The American flag has replaced the cross as the most visible symbol in many churches across the country since the Sept. 11 terrorist attacks.
At a Baptist church in Antioch, Tenn., the United States flag is wound around the cross, overlooking the highway.
Inside Prestonwood Baptist Church in Plano, Texas, church leaders unfurled a 50-foot flag as patriotic music filled a Sunday worship service.
“It makes you feel good,” Colleen Holleman, one of the worshippers, told the Dallas Morning News. “I’ve cried buckets. Seeing the flag makes you feel better.”
But some Christians say it’s not appropriate to worship a nation “when God is the God of the whole world,” said Ronald Flowers, a religion professor at Texas Christian University in Fort Worth. “It’s always been a very complicated and very sensitive issue.”

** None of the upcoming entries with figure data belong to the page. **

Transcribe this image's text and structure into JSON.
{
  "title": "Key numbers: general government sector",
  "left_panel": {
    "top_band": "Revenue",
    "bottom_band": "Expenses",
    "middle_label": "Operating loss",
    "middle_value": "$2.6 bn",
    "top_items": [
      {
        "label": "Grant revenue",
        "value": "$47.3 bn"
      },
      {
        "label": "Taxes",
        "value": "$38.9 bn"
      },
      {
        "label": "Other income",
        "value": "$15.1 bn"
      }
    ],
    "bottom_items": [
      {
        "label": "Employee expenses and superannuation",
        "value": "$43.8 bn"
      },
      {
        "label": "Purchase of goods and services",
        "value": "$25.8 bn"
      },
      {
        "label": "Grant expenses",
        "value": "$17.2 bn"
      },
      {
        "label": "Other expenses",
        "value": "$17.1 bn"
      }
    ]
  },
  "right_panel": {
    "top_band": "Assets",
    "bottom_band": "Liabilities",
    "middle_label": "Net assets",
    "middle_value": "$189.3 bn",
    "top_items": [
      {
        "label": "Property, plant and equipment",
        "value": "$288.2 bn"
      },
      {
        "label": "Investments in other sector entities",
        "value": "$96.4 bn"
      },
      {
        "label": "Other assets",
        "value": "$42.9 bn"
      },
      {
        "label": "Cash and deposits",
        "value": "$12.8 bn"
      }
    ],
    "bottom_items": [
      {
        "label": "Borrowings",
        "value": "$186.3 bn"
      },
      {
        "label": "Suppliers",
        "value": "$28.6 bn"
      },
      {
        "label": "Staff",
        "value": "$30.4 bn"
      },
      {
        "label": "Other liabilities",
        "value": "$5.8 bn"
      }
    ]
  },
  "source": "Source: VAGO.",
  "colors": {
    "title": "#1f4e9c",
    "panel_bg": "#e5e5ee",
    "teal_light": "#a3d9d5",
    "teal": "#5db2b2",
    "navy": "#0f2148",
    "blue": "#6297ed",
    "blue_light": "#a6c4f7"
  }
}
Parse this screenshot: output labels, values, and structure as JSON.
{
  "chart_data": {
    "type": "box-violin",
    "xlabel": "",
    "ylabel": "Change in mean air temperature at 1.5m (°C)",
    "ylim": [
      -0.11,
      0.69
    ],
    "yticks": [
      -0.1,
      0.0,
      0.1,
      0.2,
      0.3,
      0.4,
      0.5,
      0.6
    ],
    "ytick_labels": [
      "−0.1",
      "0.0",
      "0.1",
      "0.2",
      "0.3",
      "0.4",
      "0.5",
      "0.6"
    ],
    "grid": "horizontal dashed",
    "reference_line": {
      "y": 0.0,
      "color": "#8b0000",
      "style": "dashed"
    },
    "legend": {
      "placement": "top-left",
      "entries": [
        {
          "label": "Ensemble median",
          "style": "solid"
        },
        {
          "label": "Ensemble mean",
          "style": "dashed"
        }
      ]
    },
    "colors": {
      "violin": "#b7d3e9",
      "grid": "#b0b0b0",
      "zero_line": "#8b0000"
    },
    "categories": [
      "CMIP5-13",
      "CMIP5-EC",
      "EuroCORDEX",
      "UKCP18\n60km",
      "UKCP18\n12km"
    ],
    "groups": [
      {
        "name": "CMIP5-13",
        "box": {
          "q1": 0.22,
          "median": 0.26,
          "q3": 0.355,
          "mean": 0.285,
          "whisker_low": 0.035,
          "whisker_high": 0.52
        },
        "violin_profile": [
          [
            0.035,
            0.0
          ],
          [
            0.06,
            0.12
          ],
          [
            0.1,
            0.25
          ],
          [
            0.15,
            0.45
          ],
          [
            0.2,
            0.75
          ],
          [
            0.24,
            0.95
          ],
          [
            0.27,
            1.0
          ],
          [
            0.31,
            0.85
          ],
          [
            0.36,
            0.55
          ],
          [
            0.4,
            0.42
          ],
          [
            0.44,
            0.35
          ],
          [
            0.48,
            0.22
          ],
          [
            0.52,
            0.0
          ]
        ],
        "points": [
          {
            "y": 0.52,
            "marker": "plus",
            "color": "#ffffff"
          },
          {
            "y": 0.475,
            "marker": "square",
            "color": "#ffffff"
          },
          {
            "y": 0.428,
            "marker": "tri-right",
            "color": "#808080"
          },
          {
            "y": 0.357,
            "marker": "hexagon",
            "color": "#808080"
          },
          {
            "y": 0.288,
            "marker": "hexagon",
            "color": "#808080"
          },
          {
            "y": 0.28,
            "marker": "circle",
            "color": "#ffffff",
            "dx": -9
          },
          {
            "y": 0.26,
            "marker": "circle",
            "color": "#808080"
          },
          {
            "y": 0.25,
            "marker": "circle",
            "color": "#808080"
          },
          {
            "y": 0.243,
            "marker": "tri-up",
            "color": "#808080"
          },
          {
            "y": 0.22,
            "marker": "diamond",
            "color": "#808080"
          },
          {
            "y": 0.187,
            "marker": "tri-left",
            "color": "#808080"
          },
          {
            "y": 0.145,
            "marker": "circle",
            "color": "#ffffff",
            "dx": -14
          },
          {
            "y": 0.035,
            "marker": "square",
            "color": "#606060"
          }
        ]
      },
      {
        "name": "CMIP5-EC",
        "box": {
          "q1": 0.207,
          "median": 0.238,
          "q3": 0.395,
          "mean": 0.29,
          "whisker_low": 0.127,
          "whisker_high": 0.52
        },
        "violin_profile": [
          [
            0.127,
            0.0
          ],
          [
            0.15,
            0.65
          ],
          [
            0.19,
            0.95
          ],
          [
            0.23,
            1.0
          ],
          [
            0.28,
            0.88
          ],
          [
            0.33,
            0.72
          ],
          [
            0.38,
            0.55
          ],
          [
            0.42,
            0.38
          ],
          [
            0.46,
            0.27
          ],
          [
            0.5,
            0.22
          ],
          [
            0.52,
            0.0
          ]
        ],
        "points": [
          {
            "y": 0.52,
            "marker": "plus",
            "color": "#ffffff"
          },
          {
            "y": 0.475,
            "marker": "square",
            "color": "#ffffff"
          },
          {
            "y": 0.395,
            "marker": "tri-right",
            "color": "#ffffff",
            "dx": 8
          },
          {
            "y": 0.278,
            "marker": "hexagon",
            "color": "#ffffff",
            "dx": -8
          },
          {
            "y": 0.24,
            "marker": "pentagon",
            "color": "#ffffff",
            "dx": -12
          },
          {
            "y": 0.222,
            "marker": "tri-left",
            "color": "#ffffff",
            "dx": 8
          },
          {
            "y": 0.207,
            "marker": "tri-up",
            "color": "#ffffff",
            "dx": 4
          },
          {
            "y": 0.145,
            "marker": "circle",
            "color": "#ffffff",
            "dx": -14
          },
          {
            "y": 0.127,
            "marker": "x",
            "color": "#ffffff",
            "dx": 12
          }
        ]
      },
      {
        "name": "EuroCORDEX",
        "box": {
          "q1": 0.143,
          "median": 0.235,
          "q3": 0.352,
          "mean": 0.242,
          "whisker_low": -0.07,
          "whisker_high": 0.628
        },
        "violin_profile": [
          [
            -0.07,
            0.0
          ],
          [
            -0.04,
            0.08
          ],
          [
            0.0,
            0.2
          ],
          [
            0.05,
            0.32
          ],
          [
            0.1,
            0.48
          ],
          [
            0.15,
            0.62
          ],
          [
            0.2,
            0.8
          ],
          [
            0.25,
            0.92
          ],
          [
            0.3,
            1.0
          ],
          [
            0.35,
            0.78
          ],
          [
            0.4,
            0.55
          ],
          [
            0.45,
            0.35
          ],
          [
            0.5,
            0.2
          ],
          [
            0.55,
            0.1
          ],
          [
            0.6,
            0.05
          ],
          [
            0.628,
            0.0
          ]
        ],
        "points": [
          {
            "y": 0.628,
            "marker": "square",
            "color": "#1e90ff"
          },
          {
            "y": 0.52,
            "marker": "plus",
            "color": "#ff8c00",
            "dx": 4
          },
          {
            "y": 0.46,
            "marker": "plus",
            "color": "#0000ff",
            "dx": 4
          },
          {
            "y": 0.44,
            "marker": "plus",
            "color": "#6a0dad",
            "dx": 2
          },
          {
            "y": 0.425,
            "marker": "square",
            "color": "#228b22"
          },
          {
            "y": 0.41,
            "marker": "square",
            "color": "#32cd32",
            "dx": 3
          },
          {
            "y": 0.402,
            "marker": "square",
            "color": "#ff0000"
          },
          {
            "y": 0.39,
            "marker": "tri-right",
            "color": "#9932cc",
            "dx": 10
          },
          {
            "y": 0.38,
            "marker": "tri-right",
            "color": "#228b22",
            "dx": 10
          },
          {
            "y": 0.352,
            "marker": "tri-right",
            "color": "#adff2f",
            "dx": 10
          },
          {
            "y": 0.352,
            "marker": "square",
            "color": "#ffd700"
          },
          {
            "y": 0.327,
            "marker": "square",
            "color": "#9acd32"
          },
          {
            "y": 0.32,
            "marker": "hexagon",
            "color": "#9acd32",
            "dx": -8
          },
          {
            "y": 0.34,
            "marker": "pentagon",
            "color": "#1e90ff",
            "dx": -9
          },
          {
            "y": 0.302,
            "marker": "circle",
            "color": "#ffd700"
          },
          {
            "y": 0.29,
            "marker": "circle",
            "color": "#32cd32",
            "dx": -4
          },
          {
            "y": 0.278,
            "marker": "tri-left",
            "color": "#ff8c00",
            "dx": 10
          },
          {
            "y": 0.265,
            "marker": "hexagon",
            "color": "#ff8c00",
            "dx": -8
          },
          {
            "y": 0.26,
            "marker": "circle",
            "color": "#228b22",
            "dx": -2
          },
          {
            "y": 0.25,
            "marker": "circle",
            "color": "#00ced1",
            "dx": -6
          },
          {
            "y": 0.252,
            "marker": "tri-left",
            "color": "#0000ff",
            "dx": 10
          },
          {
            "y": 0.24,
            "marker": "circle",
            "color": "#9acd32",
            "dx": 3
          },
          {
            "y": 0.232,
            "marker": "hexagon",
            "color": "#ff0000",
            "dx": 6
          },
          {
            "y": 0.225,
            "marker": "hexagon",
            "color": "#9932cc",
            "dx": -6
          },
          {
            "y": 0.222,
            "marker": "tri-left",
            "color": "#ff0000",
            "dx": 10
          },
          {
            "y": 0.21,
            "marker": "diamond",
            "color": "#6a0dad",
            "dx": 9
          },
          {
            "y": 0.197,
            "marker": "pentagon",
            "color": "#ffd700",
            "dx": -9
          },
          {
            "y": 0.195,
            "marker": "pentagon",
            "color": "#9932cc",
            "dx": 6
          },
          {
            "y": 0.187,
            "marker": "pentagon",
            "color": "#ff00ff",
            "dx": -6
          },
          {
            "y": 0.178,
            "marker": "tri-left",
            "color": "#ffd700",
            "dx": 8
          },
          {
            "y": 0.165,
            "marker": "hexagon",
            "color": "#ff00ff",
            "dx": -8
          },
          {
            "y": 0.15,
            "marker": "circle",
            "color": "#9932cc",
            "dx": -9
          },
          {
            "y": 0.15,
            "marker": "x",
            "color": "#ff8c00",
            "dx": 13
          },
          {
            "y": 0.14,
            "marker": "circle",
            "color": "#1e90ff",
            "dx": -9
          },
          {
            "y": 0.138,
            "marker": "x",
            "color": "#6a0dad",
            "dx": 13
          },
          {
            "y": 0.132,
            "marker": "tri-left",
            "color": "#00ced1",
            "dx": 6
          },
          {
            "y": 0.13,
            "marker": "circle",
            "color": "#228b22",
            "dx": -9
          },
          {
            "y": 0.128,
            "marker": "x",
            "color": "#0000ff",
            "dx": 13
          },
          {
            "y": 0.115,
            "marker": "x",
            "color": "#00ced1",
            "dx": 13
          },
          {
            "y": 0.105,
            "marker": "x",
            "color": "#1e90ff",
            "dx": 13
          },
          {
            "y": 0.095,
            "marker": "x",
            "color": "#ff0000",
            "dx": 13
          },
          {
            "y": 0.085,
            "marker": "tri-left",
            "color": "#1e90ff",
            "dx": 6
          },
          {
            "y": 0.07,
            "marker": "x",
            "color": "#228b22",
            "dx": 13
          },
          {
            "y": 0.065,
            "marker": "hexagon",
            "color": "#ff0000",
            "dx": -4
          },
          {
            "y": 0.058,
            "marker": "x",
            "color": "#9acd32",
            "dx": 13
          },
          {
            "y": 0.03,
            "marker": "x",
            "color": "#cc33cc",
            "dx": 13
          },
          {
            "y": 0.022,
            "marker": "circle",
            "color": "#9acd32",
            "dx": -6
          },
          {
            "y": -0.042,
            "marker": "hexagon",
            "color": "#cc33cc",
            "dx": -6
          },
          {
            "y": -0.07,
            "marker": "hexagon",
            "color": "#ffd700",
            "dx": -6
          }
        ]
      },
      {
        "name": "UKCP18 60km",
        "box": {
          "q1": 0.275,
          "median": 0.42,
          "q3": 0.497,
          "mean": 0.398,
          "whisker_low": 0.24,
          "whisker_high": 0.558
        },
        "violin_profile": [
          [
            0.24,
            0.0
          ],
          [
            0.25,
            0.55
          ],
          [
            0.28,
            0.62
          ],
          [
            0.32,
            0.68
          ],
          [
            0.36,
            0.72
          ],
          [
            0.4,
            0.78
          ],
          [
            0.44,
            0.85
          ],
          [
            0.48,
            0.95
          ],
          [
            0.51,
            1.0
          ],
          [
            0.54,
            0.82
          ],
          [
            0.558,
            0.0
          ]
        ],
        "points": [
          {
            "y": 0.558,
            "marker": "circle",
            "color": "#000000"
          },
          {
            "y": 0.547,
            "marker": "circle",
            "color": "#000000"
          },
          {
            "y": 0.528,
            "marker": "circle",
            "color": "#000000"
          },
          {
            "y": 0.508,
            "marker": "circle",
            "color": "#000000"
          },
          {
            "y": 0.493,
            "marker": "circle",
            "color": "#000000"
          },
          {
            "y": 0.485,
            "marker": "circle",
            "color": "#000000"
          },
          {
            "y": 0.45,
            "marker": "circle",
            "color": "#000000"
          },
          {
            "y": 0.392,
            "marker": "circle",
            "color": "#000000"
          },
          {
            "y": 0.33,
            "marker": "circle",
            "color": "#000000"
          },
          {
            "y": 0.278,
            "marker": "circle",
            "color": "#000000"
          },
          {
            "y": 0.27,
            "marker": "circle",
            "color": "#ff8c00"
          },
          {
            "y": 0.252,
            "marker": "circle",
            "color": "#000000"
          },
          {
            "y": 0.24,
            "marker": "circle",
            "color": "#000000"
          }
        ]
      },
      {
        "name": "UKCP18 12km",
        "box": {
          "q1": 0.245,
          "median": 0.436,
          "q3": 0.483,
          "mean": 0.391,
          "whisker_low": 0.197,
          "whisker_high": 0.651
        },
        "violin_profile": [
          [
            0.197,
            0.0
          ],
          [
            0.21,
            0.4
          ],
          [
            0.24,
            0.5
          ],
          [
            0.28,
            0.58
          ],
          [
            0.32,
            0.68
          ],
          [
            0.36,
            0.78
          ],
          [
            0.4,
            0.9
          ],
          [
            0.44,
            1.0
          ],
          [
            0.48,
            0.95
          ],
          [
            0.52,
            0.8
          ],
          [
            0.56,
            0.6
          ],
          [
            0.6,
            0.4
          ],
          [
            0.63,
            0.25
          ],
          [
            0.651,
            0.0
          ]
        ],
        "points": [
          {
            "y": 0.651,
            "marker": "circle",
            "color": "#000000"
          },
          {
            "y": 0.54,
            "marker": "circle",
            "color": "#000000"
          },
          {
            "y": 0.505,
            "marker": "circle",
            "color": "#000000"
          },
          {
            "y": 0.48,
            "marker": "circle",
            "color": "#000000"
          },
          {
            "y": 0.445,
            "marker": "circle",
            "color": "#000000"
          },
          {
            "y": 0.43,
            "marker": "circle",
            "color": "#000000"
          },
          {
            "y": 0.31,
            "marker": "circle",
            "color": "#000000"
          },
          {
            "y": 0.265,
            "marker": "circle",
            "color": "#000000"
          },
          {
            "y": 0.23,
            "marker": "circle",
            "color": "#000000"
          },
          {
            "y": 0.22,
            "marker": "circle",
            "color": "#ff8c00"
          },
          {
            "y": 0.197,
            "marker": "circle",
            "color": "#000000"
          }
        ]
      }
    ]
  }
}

Protestant churches often display American and Christian flags in the corners of sanctuaries or lobbies.
“You would never hear patriotic music in an Orthodox church,” said the Rev. Justin Frederick, a priest at St. Seraphim Orthodox Cathedral in Dallas. “That doesn’t mean we disregard the civil authorities. We pray for them in every service. It’s just that we have a higher allegiance and a higher authority.”
Jim Norris, music director at St. Joseph Catholic Church in Richardson, Texas, said, “the Mass is not a place to promote nationalism. If this type of music is done too often and in the wrong spirit, it can create a national self-righteousness and a tendency to over-vilify our enemies.”